Senza temere i momenti di solitudine, propizi al raccoglimento per accogliere l’insperato. Senza tentare di sfuggirli attraverso le scappatoie della passeggiata, della televisione o del telefono. Più che la paura della noia o del vuoto si tradisce così il timore, l’inquietudine per ciò che potrebbe imporsi, rivelarsi nello spazio intatto. Chi può indovinare cosa sta per emergere quando si è in ascolto di se stessi?
Essere per se stessi una presenza amica. Coltivare uno spazio in cui raccogliersi per poter dare senza un ritorno su di sé, senza provare l’impressione d’essere svuotati, prosciugati. Lasciare uno spazio bianco che non si riempirà artificialmente con spese, acquisti, dolci, cure di bellezza o visite mediche. Donne permeabili, certo, ma sufficientemente forti e calme per non lasciarsi danneggiare. Un recinto all’interno del quale non si lascia entrare niente e nessuno che possa guastare o indurire. Essere una presenza, una presenza reale, un silenzio vero che ascolta piuttosto che uno specchio che riflette o un abisso che inghiotte.

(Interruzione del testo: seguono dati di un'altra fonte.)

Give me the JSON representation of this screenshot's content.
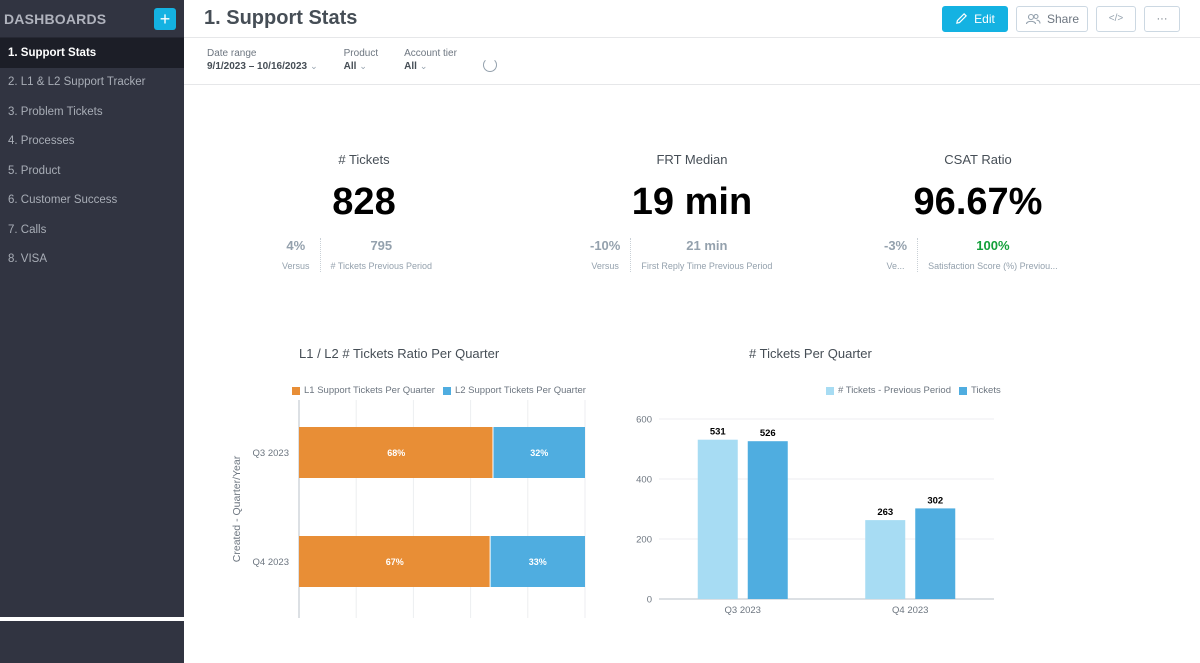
{
  "sidebar": {
    "title": "DASHBOARDS",
    "add_label": "+",
    "items": [
      {
        "label": "1. Support Stats"
      },
      {
        "label": "2. L1 & L2 Support Tracker"
      },
      {
        "label": "3. Problem Tickets"
      },
      {
        "label": "4. Processes"
      },
      {
        "label": "5. Product"
      },
      {
        "label": "6. Customer Success"
      },
      {
        "label": "7. Calls"
      },
      {
        "label": "8. VISA"
      }
    ]
  },
  "header": {
    "title": "1. Support Stats",
    "edit_label": "Edit",
    "share_label": "Share",
    "embed_label": "</>",
    "more_label": "···"
  },
  "filters": [
    {
      "label": "Date range",
      "value": "9/1/2023 – 10/16/2023"
    },
    {
      "label": "Product",
      "value": "All"
    },
    {
      "label": "Account tier",
      "value": "All"
    }
  ],
  "kpis": [
    {
      "title": "# Tickets",
      "value": "828",
      "pct": "4%",
      "pct_label": "Versus",
      "prev": "795",
      "prev_label": "# Tickets Previous Period"
    },
    {
      "title": "FRT Median",
      "value": "19 min",
      "pct": "-10%",
      "pct_label": "Versus",
      "prev": "21 min",
      "prev_label": "First Reply Time Previous Period"
    },
    {
      "title": "CSAT Ratio",
      "value": "96.67%",
      "pct": "-3%",
      "pct_label": "Ve...",
      "prev": "100%",
      "prev_label": "Satisfaction Score (%) Previou..."
    }
  ],
  "colors": {
    "l1": "#e88e36",
    "l2": "#4fade0",
    "prev": "#a7dcf3",
    "cur": "#4fade0",
    "accent": "#14b2e2"
  },
  "chart_data": [
    {
      "type": "bar",
      "orientation": "horizontal-stacked-percent",
      "title": "L1 / L2 # Tickets Ratio Per Quarter",
      "ylabel": "Created - Quarter/Year",
      "categories": [
        "Q3 2023",
        "Q4 2023"
      ],
      "series": [
        {
          "name": "L1 Support Tickets Per Quarter",
          "values": [
            68,
            67
          ],
          "labels": [
            "68%",
            "67%"
          ]
        },
        {
          "name": "L2 Support Tickets Per Quarter",
          "values": [
            32,
            33
          ],
          "labels": [
            "32%",
            "33%"
          ]
        }
      ],
      "xlim": [
        0,
        100
      ]
    },
    {
      "type": "bar",
      "title": "# Tickets Per Quarter",
      "categories": [
        "Q3 2023",
        "Q4 2023"
      ],
      "series": [
        {
          "name": "# Tickets - Previous Period",
          "values": [
            531,
            263
          ]
        },
        {
          "name": "Tickets",
          "values": [
            526,
            302
          ]
        }
      ],
      "ylim": [
        0,
        600
      ],
      "yticks": [
        "0",
        "200",
        "400",
        "600"
      ]
    }
  ]
}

Vi scrivo da una solitudine che vorrei tale. […]
Cadi, ti rialzi
. È un ritornello, a ogni età. Esprime lo sforzo, i fallimenti, le riprese. Sostiene senza negare né schiacciare. Non la ricerca della perfezione orgogliosa e testarda, del tutto o niente, ma l’apprendimento paziente e mai compiuto. Dipende dall’umiltà e dal coraggio. Celebra la caduta e il riscatto, l’errore e la redenzione, la fierezza della condizione umana. Il più delle volte l’ostacolo è dentro di noi: tracce di un’educazione troppo perfezionista; diffidenza, dubbio, apprensione; vergogna e scoraggiamento.
Ancor più delle cadute rovinose, avvertite come tali, le cadute leggere e insidiose, le sconfitte silenziose, il logorio. Il nemico è duro da smascherare. Erosione della sensibilità: il semplice piacere di essere si smorza e l’istante si scolora. Attorno a sé, la festa sembra continuare per altri. Una sensazione di solitudine, di estraneità accresce il disagio. Chi si preoccupa per me?
Si va nel giorno come un cieco brancolante, si teme ogni imprevisto perché non ci sente in grado di affrontarlo. […] Non sono più toccata dalla bellezza, dalla bontà, dalla grazia. […]
A ogni età, inspiegabili sensazioni di malinconia, saturazioni e vuoti. […] E allora, come celebrare il quotidiano? Esser presenti a se stessi, all’azione più modesta, quella di alzarsi, conscienti di essere vivi, di lavarsi la faccia, di prepararsi una tazza di caffè, di scegliere il colore del vestito da indossare, di mandare un augurio a chi festeggia il compleanno. Amarmi per quella che sono, come mi amava mia madre […]. Posare su di sé lo sguardo che si ha per le persone amate” (pp. 127-129, 165-167).